United Airlines a publié cette semaine son propre avertissement aux investisseurs, évoquant une « baisse de la confiance des voyageurs » et des annulations de la part de voyageurs d'affaires inquiets.
« L’incertitude nuit aux réservations », a déclaré la compagnie aérienne. « Plus cela dure, plus les dégâts seront importants. »
Des milliards perdus et ce n'est pas fini
Le US Travel Association les estimations selon lesquelles l'arrêt est épuisant 1 milliard de dollars par semaine de l'économie nationale. Les hôtels, les compagnies aériennes et les pôles touristiques comme Orlando et Las Vegas signalent déjà une baisse des réservations.
Si la paralysie du secteur du voyage se prolonge jusqu'en novembre, les analystes estiment que les pertes totales pourraient dépasser 5 milliards de dollars, ainsi que des dizaines de milliers d'emplois.
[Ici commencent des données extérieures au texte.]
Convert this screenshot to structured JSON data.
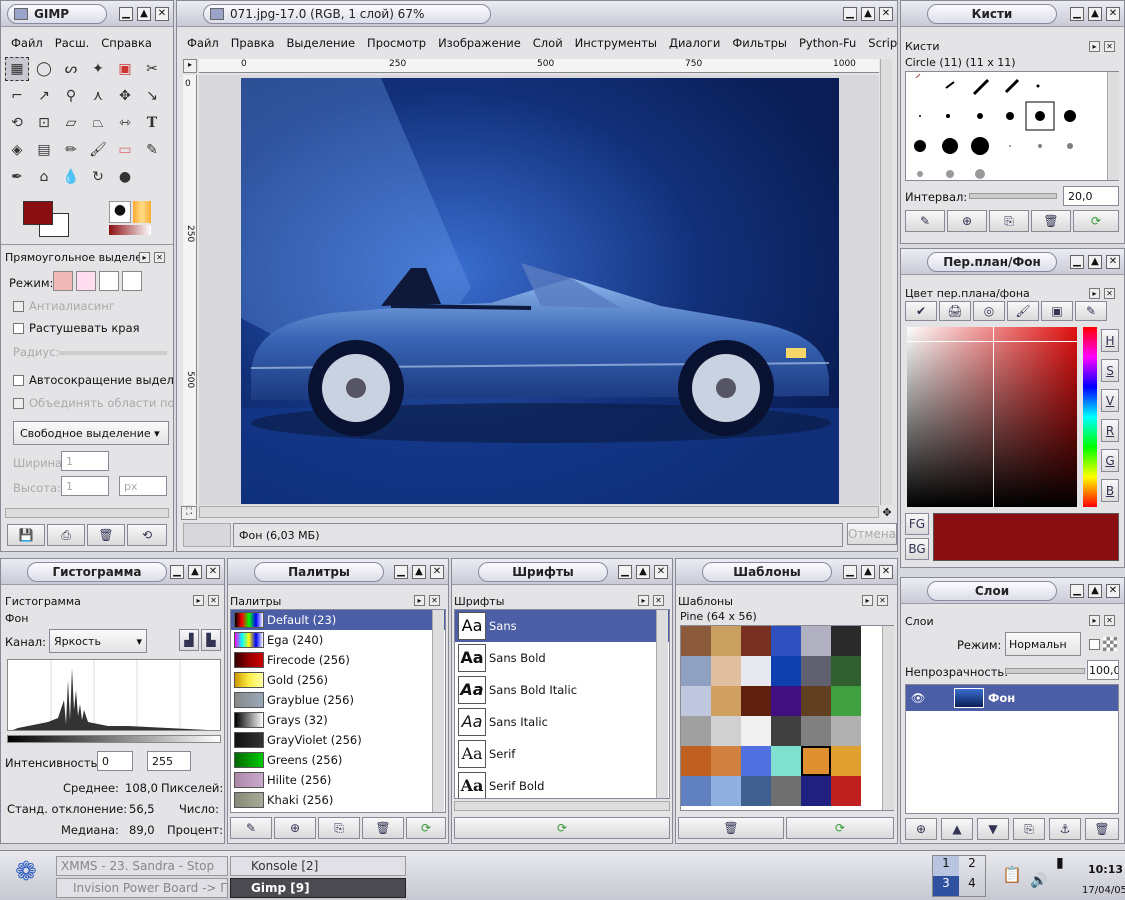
{
  "toolbox": {
    "title": "GIMP",
    "menu": [
      "Файл",
      "Расш.",
      "Справка"
    ],
    "tools": [
      "▭",
      "◯",
      "ᔕ",
      "✎",
      "⊞",
      "✂",
      "⌐",
      "↗",
      "🔍",
      "⋏",
      "✥",
      "↘",
      "⟲",
      "⊡",
      "▱",
      "▭",
      "⇿",
      "T",
      "◈",
      "▤",
      "✏",
      "🖌",
      "▭",
      "✎",
      "✎",
      "⌂",
      "💧",
      "↻",
      "●"
    ]
  },
  "rectsel": {
    "title": "Прямоугольное выделе",
    "mode_label": "Режим:",
    "antialias": "Антиалиасинг",
    "feather": "Растушевать края",
    "radius": "Радиус:",
    "autoshrink": "Автосокращение выделе",
    "merge": "Объединять области по о",
    "freeselect": "Свободное выделение",
    "width": "Ширина:",
    "height": "Высота:",
    "width_val": "1",
    "height_val": "1",
    "unit": "px"
  },
  "image": {
    "title": "071.jpg-17.0 (RGB, 1 слой) 67%",
    "menu": [
      "Файл",
      "Правка",
      "Выделение",
      "Просмотр",
      "Изображение",
      "Слой",
      "Инструменты",
      "Диалоги",
      "Фильтры",
      "Python-Fu",
      "Script-Fu"
    ],
    "ruler_h": [
      "0",
      "250",
      "500",
      "750",
      "1000"
    ],
    "ruler_v": [
      "0",
      "250",
      "500"
    ],
    "status": "Фон (6,03 МБ)",
    "cancel": "Отмена"
  },
  "brushes": {
    "title": "Кисти",
    "panel": "Кисти",
    "current": "Circle (11) (11 x 11)",
    "interval_label": "Интервал:",
    "interval": "20,0"
  },
  "fgbg": {
    "title": "Пер.план/Фон",
    "panel": "Цвет пер.плана/фона",
    "channels": [
      "H",
      "S",
      "V",
      "R",
      "G",
      "B"
    ],
    "fg": "FG",
    "bg": "BG",
    "color": "#8b0e10"
  },
  "histogram": {
    "title": "Гистограмма",
    "panel": "Гистограмма",
    "layer": "Фон",
    "channel_label": "Канал:",
    "channel": "Яркость",
    "intensity_label": "Интенсивность:",
    "int_from": "0",
    "int_to": "255",
    "mean_label": "Среднее:",
    "mean": "108,0",
    "stddev_label": "Станд. отклонение:",
    "stddev": "56,5",
    "median_label": "Медиана:",
    "median": "89,0",
    "pixels_label": "Пикселей:",
    "count_label": "Число:",
    "percent_label": "Процент:"
  },
  "palettes": {
    "title": "Палитры",
    "panel": "Палитры",
    "items": [
      {
        "name": "Default (23)",
        "sel": true,
        "c": "linear-gradient(90deg,#000,#f00,#0f0,#00f,#fff)"
      },
      {
        "name": "Ega (240)",
        "c": "linear-gradient(90deg,#f0f,#0ff,#ff0,#00f,#fff)"
      },
      {
        "name": "Firecode (256)",
        "c": "linear-gradient(90deg,#300,#900,#c00)"
      },
      {
        "name": "Gold (256)",
        "c": "linear-gradient(90deg,#c90,#fe4,#ffa)"
      },
      {
        "name": "Grayblue (256)",
        "c": "linear-gradient(90deg,#888,#9ab)"
      },
      {
        "name": "Grays (32)",
        "c": "linear-gradient(90deg,#000,#fff)"
      },
      {
        "name": "GrayViolet (256)",
        "c": "linear-gradient(90deg,#111,#333)"
      },
      {
        "name": "Greens (256)",
        "c": "linear-gradient(90deg,#060,#0c0)"
      },
      {
        "name": "Hilite (256)",
        "c": "linear-gradient(90deg,#a8a,#cac)"
      },
      {
        "name": "Khaki (256)",
        "c": "linear-gradient(90deg,#887,#aa9)"
      }
    ]
  },
  "fonts": {
    "title": "Шрифты",
    "panel": "Шрифты",
    "items": [
      "Sans",
      "Sans Bold",
      "Sans Bold Italic",
      "Sans Italic",
      "Serif",
      "Serif Bold"
    ],
    "preview": "Aa"
  },
  "patterns": {
    "title": "Шаблоны",
    "panel": "Шаблоны",
    "current": "Pine (64 x 56)"
  },
  "layers": {
    "title": "Слои",
    "panel": "Слои",
    "mode_label": "Режим:",
    "mode": "Нормальн",
    "opacity_label": "Непрозрачность:",
    "opacity": "100,0",
    "layer": "Фон"
  },
  "taskbar": {
    "items": [
      "XMMS - 23. Sandra - Stop",
      "Konsole [2]",
      "Invision Power Board -> П",
      "Gimp [9]"
    ],
    "desktops": [
      "1",
      "2",
      "3",
      "4"
    ],
    "time": "10:13",
    "date": "17/04/05"
  }
}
Les parcs nationaux sont fermés, les projets d'infrastructure aéroportuaire sont suspendus et les visiteurs internationaux se méfient de plus en plus d'une nation incapable de faire fonctionner son gouvernement — ou ses avions à l'heure.
La politique rencontre le tarmac
Les critiques affirment que la réunion de jeudi à la Maison Blanche — en présence du vice-président Vance, du secrétaire Duffy et de chefs d'entreprise — était plus une mise en scène qu'une discussion de fond.
« Le vice-président ne peut pas rouvrir le gouvernement sans le Congrès », a déclaré un lobbyiste de Washington présent à l'événement. « Mais symboliquement, c'est important. Cela montre aux entreprises que quelqu'un les écoute. »
Freedman voit les choses différemment.
« Notre message est simple », a-t-il déclaré. « Payez les fonctionnaires fédéraux. Assurez la mobilité des Américains. Chaque jour qui passe, nous perdons en crédibilité et en argent. »
Une nation en alerte
À l'approche des vacances de Thanksgiving, les passagers se préparent à des files d'attente plus longues, des retards et davantage d'annulations. Les compagnies aériennes annoncent discrètement des risques de lassitude du personnel et des réductions de service si le blocage n'est pas résolu rapidement.
Pour des millions de voyageurs — et pour une industrie qui représente près de 2.5 XNUMX milliards pour l'économie américaine — le dysfonctionnement de Washington n'est pas qu'une simple affaire politique.
C'est personnel.
Sources supplémentaires : Al Jazeera, Reuters, Associated Press, CBS News, C-SPAN, The Guardian, US Travel Association, New York Post, Our Public Service, United Airlines.